Future studies are needed to examine rehabilitation prior to ACL reconstruction and the interaction between rehabilitation before and after surgery. Details of rehabilitation protocols, interventions, rehabilitation progression guidelines, dosage, compliance, and return to sport criteria were not collected in this study. Rehabilitation details would have enabled the authors to understand the results in further depth, however support future work on the outcomes of specific interventions and guidelines for progression during ACL reconstruction rehabilitation.

There are some limitations to this study.
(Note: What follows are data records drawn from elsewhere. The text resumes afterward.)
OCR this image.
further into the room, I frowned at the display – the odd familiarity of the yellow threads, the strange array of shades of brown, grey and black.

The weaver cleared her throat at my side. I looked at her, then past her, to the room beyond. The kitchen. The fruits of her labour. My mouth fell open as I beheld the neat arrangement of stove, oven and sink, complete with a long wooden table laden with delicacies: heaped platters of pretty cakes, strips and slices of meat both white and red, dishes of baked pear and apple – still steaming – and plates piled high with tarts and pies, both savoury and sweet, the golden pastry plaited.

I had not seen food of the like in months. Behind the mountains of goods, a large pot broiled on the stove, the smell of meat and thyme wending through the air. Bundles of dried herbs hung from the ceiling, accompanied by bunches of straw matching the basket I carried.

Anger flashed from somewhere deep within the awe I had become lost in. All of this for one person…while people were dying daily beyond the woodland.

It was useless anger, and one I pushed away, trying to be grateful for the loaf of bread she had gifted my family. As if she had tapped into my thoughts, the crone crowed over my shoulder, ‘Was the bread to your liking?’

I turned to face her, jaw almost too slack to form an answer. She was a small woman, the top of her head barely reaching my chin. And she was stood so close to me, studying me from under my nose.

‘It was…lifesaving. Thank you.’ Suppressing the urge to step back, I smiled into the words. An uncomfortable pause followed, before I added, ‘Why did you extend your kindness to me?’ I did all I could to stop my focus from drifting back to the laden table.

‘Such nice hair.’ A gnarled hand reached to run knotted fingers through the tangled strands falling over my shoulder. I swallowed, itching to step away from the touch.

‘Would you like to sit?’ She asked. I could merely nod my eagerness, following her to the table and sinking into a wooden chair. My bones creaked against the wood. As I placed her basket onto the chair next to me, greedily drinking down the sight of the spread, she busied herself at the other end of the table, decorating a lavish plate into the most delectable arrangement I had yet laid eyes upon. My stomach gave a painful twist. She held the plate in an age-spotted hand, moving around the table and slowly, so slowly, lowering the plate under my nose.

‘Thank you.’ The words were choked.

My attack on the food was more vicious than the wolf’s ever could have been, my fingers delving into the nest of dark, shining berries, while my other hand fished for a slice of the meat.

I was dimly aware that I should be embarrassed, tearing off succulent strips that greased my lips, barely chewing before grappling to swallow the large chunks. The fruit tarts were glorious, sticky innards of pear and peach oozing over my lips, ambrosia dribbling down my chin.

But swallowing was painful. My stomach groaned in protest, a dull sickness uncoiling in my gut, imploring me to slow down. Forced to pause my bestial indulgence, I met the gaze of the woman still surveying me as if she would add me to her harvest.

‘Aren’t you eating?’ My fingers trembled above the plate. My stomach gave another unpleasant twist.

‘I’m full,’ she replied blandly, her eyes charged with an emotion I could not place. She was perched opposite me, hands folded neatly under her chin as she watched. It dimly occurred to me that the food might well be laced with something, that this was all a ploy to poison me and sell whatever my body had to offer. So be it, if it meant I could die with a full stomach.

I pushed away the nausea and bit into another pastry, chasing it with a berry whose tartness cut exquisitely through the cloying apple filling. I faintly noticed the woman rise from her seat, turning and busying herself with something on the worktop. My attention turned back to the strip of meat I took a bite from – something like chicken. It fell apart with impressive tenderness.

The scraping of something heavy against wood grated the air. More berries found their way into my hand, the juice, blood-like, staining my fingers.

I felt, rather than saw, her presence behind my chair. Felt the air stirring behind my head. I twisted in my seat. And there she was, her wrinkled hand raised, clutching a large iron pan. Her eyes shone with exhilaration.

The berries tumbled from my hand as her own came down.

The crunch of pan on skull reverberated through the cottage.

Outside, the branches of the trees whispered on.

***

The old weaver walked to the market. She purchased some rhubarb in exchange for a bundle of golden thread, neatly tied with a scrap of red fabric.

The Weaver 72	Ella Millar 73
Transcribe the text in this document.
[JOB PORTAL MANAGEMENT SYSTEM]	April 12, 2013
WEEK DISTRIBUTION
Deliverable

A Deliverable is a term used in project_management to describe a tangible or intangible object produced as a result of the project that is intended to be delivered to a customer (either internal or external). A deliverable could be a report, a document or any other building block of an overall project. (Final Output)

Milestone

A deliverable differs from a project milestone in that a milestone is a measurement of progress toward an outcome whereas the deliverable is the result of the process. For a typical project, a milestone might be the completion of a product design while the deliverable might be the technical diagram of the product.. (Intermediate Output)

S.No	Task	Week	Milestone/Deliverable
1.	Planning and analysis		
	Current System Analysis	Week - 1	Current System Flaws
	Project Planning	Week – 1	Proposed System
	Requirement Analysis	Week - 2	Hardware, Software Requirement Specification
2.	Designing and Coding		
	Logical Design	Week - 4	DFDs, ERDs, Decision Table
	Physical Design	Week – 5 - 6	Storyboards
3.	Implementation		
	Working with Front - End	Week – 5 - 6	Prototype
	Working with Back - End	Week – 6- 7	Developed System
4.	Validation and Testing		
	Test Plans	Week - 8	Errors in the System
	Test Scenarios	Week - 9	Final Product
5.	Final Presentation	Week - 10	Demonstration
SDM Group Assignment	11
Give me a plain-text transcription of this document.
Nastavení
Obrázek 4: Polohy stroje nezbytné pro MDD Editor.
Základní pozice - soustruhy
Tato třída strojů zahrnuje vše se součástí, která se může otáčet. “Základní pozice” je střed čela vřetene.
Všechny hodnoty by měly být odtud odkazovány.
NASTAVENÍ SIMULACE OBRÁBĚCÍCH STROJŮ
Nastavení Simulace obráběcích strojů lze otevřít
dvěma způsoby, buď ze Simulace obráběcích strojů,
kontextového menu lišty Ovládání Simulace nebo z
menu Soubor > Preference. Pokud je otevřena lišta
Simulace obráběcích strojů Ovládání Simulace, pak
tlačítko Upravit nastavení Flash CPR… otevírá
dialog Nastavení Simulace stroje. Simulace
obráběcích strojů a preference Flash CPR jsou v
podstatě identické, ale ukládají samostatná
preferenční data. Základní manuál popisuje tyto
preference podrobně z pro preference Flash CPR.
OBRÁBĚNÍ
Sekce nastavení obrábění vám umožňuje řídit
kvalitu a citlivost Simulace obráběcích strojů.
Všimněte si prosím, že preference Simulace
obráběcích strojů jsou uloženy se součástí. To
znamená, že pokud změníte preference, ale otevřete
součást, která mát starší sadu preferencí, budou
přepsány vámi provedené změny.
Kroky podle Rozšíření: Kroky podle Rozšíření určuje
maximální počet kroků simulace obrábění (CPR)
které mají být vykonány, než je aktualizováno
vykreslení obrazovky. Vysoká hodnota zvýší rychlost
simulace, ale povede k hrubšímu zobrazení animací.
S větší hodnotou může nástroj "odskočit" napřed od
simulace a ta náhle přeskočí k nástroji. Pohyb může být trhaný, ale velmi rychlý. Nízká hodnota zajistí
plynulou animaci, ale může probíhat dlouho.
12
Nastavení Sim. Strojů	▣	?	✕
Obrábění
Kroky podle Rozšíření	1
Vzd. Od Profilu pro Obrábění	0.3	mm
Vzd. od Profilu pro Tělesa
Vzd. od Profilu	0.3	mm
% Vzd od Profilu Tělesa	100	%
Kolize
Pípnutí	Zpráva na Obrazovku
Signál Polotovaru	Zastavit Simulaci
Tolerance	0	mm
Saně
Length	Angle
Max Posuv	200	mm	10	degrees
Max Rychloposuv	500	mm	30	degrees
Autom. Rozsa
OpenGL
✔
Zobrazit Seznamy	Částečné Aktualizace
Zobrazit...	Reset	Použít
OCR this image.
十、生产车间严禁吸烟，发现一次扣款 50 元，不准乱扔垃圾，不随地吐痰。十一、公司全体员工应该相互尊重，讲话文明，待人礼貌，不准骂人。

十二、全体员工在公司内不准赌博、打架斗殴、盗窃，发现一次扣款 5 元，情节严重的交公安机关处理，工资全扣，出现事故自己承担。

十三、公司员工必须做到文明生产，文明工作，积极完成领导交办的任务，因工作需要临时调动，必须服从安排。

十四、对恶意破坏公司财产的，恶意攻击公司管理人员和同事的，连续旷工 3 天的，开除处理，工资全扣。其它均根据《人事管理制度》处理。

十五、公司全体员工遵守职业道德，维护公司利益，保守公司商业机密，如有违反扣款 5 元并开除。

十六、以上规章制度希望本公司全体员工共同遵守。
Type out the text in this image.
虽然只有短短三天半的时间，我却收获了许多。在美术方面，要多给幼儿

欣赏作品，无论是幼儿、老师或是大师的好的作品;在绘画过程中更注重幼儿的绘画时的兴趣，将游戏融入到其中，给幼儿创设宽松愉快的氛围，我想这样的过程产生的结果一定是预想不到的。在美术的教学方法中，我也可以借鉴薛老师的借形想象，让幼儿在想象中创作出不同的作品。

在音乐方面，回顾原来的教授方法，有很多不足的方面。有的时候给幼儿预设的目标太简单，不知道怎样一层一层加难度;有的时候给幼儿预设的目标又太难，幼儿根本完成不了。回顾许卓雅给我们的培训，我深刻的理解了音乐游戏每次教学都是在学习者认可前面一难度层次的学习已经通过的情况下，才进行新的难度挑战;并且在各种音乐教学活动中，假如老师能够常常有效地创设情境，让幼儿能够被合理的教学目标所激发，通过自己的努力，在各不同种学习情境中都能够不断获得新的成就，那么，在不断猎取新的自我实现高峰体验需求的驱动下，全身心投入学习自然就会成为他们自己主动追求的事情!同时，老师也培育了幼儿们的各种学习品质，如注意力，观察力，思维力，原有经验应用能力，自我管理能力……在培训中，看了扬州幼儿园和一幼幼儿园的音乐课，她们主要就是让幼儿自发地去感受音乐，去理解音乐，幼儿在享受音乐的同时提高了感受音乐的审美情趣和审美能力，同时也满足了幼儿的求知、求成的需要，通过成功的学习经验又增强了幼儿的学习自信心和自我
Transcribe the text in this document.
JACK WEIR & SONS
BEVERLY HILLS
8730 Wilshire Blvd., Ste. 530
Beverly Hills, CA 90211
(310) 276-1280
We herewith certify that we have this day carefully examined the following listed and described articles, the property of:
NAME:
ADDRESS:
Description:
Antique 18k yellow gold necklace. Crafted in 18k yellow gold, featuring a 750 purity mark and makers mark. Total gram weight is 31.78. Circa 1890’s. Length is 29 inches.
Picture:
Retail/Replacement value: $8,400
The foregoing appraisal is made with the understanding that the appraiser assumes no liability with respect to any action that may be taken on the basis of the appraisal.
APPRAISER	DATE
Although three-dimensional motion analysis allows for more precise measurements and force plates facilitate the calculation of peak knee abduction moment, the two-dimensional video used in this study is clinically accessible and feasible, and both the DVJ and tuck jump are tests used frequently to assess jump landing performance [13, 19, 20]. This is important clinically as both tests can be used to provide the athlete with feedback on their technique and the clinician with specific cues or targets. The tests can be used to assess progression through later stages of rehabilitation, as athletes are performing more advanced sport-related tasks, or as part of return to sport testing [18, 23].

The primary clinical take-home from the current study is the importance of using objective criteria to assess athletes as they progress through their rehabilitation after ACL reconstruction. Objective criteria should include functional measures such as strength and patient-reported outcome measures [7, 11], but as per this study likely also involve higher level sport-related movements. This study indicates that using time alone as a return to sport criteria is insufficient, as there may be differences in movement patterns based on an athlete’s duration of rehabilitation.

Conclusions

This study found no differences in tuck jump score or probability of high peak knee abduction moment during DVJ landing. Regardless of limb, female football players who had > 9 months of rehabilitation had more frontal plane knee motion during DVJ landing than athletes with < 9 months of rehabilitation after ACL reconstruction. In conclusion, these results suggest that return to sport should not be determined purely based on time or duration of rehabilitation, but rather reinforce the need to use objective measures to guide rehabilitation progression and discharge.